Generated by GPT-5-mini| Emmett Shear | |
|---|---|
| Name | Emmett Shear |
| Birth date | 1983 |
| Birth place | United States |
| Occupation | Internet entrepreneur, executive, investor |
| Known for | Co-founder of Justin.tv, CEO of Twitch |
| Alma mater | Yale University |
Emmett Shear is an American entrepreneur and technology executive best known for co-founding Justin.tv and serving as CEO of Twitch during its growth and acquisition by Amazon. He has played a central role in the development of live streaming media, social video platforms, online communities, and startup ecosystems in the United States and internationally. Shear's career intersects with prominent figures, companies, and institutions in Silicon Valley, media, and venture capital.
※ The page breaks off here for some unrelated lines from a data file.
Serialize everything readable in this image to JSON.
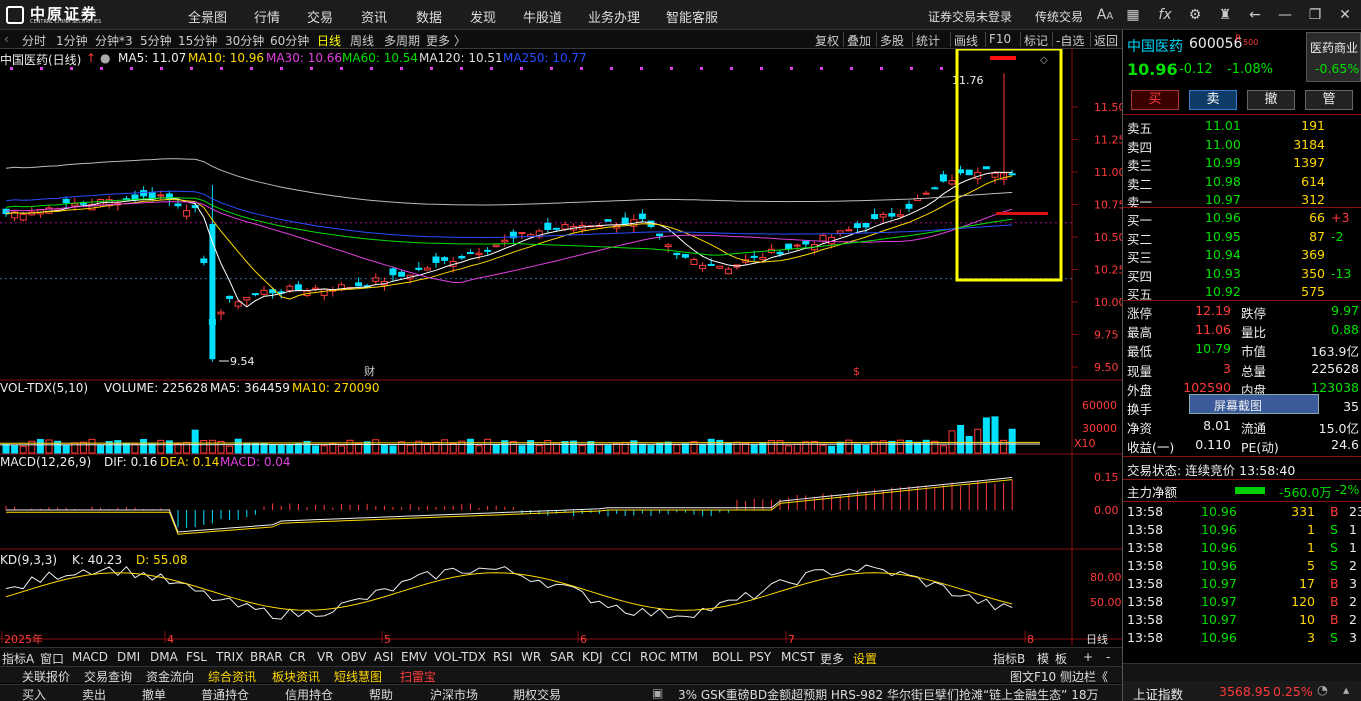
{
  "menu": {
    "items": [
      "全景图",
      "行情",
      "交易",
      "资讯",
      "数据",
      "发现",
      "牛股道",
      "业务办理",
      "智能客服"
    ],
    "right_status": "证券交易未登录",
    "right_trade": "传统交易"
  },
  "logo": {
    "name": "中原证券",
    "sub": "CENTRAL CHINA SECURITIES"
  },
  "period": {
    "items": [
      "分时",
      "1分钟",
      "分钟*3",
      "5分钟",
      "15分钟",
      "30分钟",
      "60分钟",
      "日线",
      "周线",
      "多周期",
      "更多 〉"
    ],
    "active": "日线",
    "right": [
      "复权",
      "叠加",
      "多股",
      "统计",
      "画线",
      "F10",
      "标记",
      "-自选",
      "返回"
    ]
  },
  "main_legend": {
    "title": "中国医药(日线)",
    "ma5": "MA5: 11.07",
    "ma10": "MA10: 10.96",
    "ma30": "MA30: 10.66",
    "ma60": "MA60: 10.54",
    "ma120": "MA120: 10.51",
    "ma250": "MA250: 10.77"
  },
  "price_axis": [
    "11.50",
    "11.25",
    "11.00",
    "10.75",
    "10.50",
    "10.25",
    "10.00",
    "9.75",
    "9.50"
  ],
  "annotations": {
    "high": "11.76",
    "low": "9.54",
    "fin1": "财",
    "fin2": "$"
  },
  "vol_legend": {
    "name": "VOL-TDX(5,10)",
    "volume": "VOLUME: 225628",
    "ma5": "MA5: 364459",
    "ma10": "MA10: 270090",
    "axis": [
      "60000",
      "30000"
    ],
    "unit": "X10"
  },
  "macd_legend": {
    "name": "MACD(12,26,9)",
    "dif": "DIF: 0.16",
    "dea": "DEA: 0.14",
    "macd": "MACD: 0.04",
    "axis": [
      "0.15",
      "0.00"
    ]
  },
  "kd_legend": {
    "name": "KD(9,3,3)",
    "k": "K: 40.23",
    "d": "D: 55.08",
    "axis": [
      "80.00",
      "50.00"
    ]
  },
  "date_axis": {
    "labels": [
      "2025年",
      "4",
      "5",
      "6",
      "7",
      "8"
    ],
    "unit": "日线"
  },
  "bottom_tabs": [
    "指标A",
    "窗口",
    "MACD",
    "DMI",
    "DMA",
    "FSL",
    "TRIX",
    "BRAR",
    "CR",
    "VR",
    "OBV",
    "ASI",
    "EMV",
    "VOL-TDX",
    "RSI",
    "WR",
    "SAR",
    "KDJ",
    "CCI",
    "ROC",
    "MTM",
    "BOLL",
    "PSY",
    "MCST",
    "更多",
    "设置"
  ],
  "bottom_right": [
    "指标B",
    "模",
    "板",
    "+",
    "-"
  ],
  "row2": [
    "关联报价",
    "交易查询",
    "资金流向",
    "综合资讯",
    "板块资讯",
    "短线慧图",
    "扫雷宝"
  ],
  "row2_right": "图文F10 侧边栏《",
  "row3": [
    "买入",
    "卖出",
    "撤单",
    "普通持仓",
    "信用持仓",
    "帮助",
    "沪深市场",
    "期权交易"
  ],
  "ticker": "3% GSK重磅BD金额超预期 HRS-982    华尔街巨擘们抢滩“链上金融生态” 18万",
  "index": {
    "name": "上证指数",
    "value": "3568.95",
    "change": "0.25%"
  },
  "stock": {
    "name": "中国医药",
    "code": "600056",
    "badge": "R",
    "badge2": "500",
    "sector": "医药商业",
    "sector_change": "-0.65%",
    "price": "10.96",
    "change": "-0.12",
    "pct": "-1.08%"
  },
  "order_buttons": [
    "买",
    "卖",
    "撤",
    "管"
  ],
  "asks": [
    {
      "l": "卖五",
      "p": "11.01",
      "v": "191"
    },
    {
      "l": "卖四",
      "p": "11.00",
      "v": "3184"
    },
    {
      "l": "卖三",
      "p": "10.99",
      "v": "1397"
    },
    {
      "l": "卖二",
      "p": "10.98",
      "v": "614"
    },
    {
      "l": "卖一",
      "p": "10.97",
      "v": "312"
    }
  ],
  "bids": [
    {
      "l": "买一",
      "p": "10.96",
      "v": "66",
      "c": "+3"
    },
    {
      "l": "买二",
      "p": "10.95",
      "v": "87",
      "c": "-2"
    },
    {
      "l": "买三",
      "p": "10.94",
      "v": "369",
      "c": ""
    },
    {
      "l": "买四",
      "p": "10.93",
      "v": "350",
      "c": "-13"
    },
    {
      "l": "买五",
      "p": "10.92",
      "v": "575",
      "c": ""
    }
  ],
  "stats": [
    {
      "a": "涨停",
      "av": "12.19",
      "b": "跌停",
      "bv": "9.97"
    },
    {
      "a": "最高",
      "av": "11.06",
      "b": "量比",
      "bv": "0.88"
    },
    {
      "a": "最低",
      "av": "10.79",
      "b": "市值",
      "bv": "163.9亿"
    },
    {
      "a": "现量",
      "av": "3",
      "b": "总量",
      "bv": "225628"
    },
    {
      "a": "外盘",
      "av": "102590",
      "b": "内盘",
      "bv": "123038"
    },
    {
      "a": "换手",
      "av": "",
      "b": "",
      "bv": "35"
    },
    {
      "a": "净资",
      "av": "8.01",
      "b": "流通",
      "bv": "15.0亿"
    },
    {
      "a": "收益(一)",
      "av": "0.110",
      "b": "PE(动)",
      "bv": "24.6"
    }
  ],
  "tooltip": "屏幕截图",
  "trade_status": "交易状态: 连续竞价 13:58:40",
  "main_flow": {
    "label": "主力净额",
    "value": "-560.0万",
    "pct": "-2%"
  },
  "ticks": [
    {
      "t": "13:58",
      "p": "10.96",
      "v": "331",
      "s": "B",
      "n": "23"
    },
    {
      "t": "13:58",
      "p": "10.96",
      "v": "1",
      "s": "S",
      "n": "1"
    },
    {
      "t": "13:58",
      "p": "10.96",
      "v": "1",
      "s": "S",
      "n": "1"
    },
    {
      "t": "13:58",
      "p": "10.96",
      "v": "5",
      "s": "S",
      "n": "2"
    },
    {
      "t": "13:58",
      "p": "10.97",
      "v": "17",
      "s": "B",
      "n": "3"
    },
    {
      "t": "13:58",
      "p": "10.97",
      "v": "120",
      "s": "B",
      "n": "2"
    },
    {
      "t": "13:58",
      "p": "10.97",
      "v": "10",
      "s": "B",
      "n": "2"
    },
    {
      "t": "13:58",
      "p": "10.96",
      "v": "3",
      "s": "S",
      "n": "3"
    }
  ]
}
Shear was born in the United States and attended Yale University, where he studied computer science alongside classmates who would later appear across Silicon Valley networks such as Dropbox, Stripe, and Palantir Technologies. At Yale he collaborated with peers involved in projects linked to GNU Project, MIT Media Lab, and research groups with connections to ACM conferences. His early technical exposure included involvement with open-source communities like GitHub and participation in hackathon culture associated with institutions such as Stanford University and UC Berkeley student groups.
Shear's professional trajectory traverses entrepreneurship, product leadership, and investment. After Yale he engaged with startup projects that connected to companies such as AOL, Microsoft, Google, and Facebook. He collaborated with technologists who had ties to PayPal, YouTube, Netflix, Hulu, and developer ecosystems around Amazon Web Services. Shear became active in accelerator networks including Y Combinator, and maintained relationships with venture capital firms like Sequoia Capital, Andreessen Horowitz, Benchmark and angel investors connected to Dropbox and Airbnb. Throughout his career he worked on scaling products that interfaced with content creators, advertisers, and media partners including ESPN, Riot Games, Blizzard Entertainment, Sony Interactive Entertainment, and tournament organizers in esports.
Shear co-founded Justin.tv with collaborators who later formed ventures tied to Socialcam, Scribd, and other streaming experiments; the Justin.tv platform evolved into a dedicated gaming stream service rebranded as Twitch. Under his leadership Twitch grew into a major platform for live streaming, attracting partnerships with Riot Games, Valve Corporation, Electronic Arts, Activision Blizzard, Major League Gaming, and international distributors in South Korea and Japan. Twitch's expansion involved integrations with YouTube, Discord, Steam, PlayStation, Xbox and content moderation initiatives informed by research from institutions like MIT, Stanford University, and the University of California, Berkeley. In 2014 Twitch was acquired by Amazon, linking Shear and the platform to corporate strategies at Zappos and Whole Foods Market under Jeff Bezos. During his tenure as CEO he navigated regulatory dialogues with bodies such as the Federal Communications Commission, media rights holders including Major League Baseball, National Football League, and content policy discussions involving Recording Industry Association of America stakeholders.
After stepping down from day-to-day leadership Shear became active in angel investing and advisory roles with startups across streaming, creator tools, and infrastructure: projects connected to Mixer (service), Caffeine (streaming platform), Substack, Patreon, OnlyFans, Kubernetes, Docker, and content delivery firms leveraging Cloudflare and Akamai Technologies. He has participated in funding rounds alongside investors from Benchmark, Accel, Lightspeed Venture Partners, Founders Fund, GV and Union Square Ventures. His portfolio includes companies intersecting with gaming studios such as Epic Games, developer platforms like Unity Technologies, and broadcast technology firms that supply hardware from Blackmagic Design and software integrations with OBS Studio.
Shear's public presence has been shaped by interviews with media outlets including The New York Times, Wired, The Verge, TechCrunch, and appearances at conferences such as TechCrunch Disrupt, South by Southwest, Game Developers Conference, TwitchCon, E3, and PAX. He engaged with policymakers and industry groups including the Entertainment Software Association and contributed to discussions on content moderation, creator monetization, and esports governance involving entities like ESL and FACEIT. Philanthropic and civic activities linked him to organizations such as UNICEF, DonorsChoose, and university tech programs at Yale University and Stanford University that promote computer science education and entrepreneurship.
Shear lives in the San Francisco Bay Area and is connected to networks spanning Silicon Valley, New York City, and international tech hubs including London and Seoul. His influence is evident in the proliferation of live streaming, the growth of esports as recognized by institutions like the Olympic Council, and the creator economy centered on platforms similar to YouTube, TikTok, and Instagram. His legacy includes contributions to platform design, community moderation practices, and commercial models that shaped how creators monetize content through subscriptions, advertising, and partnerships with corporations such as Amazon and media rights holders.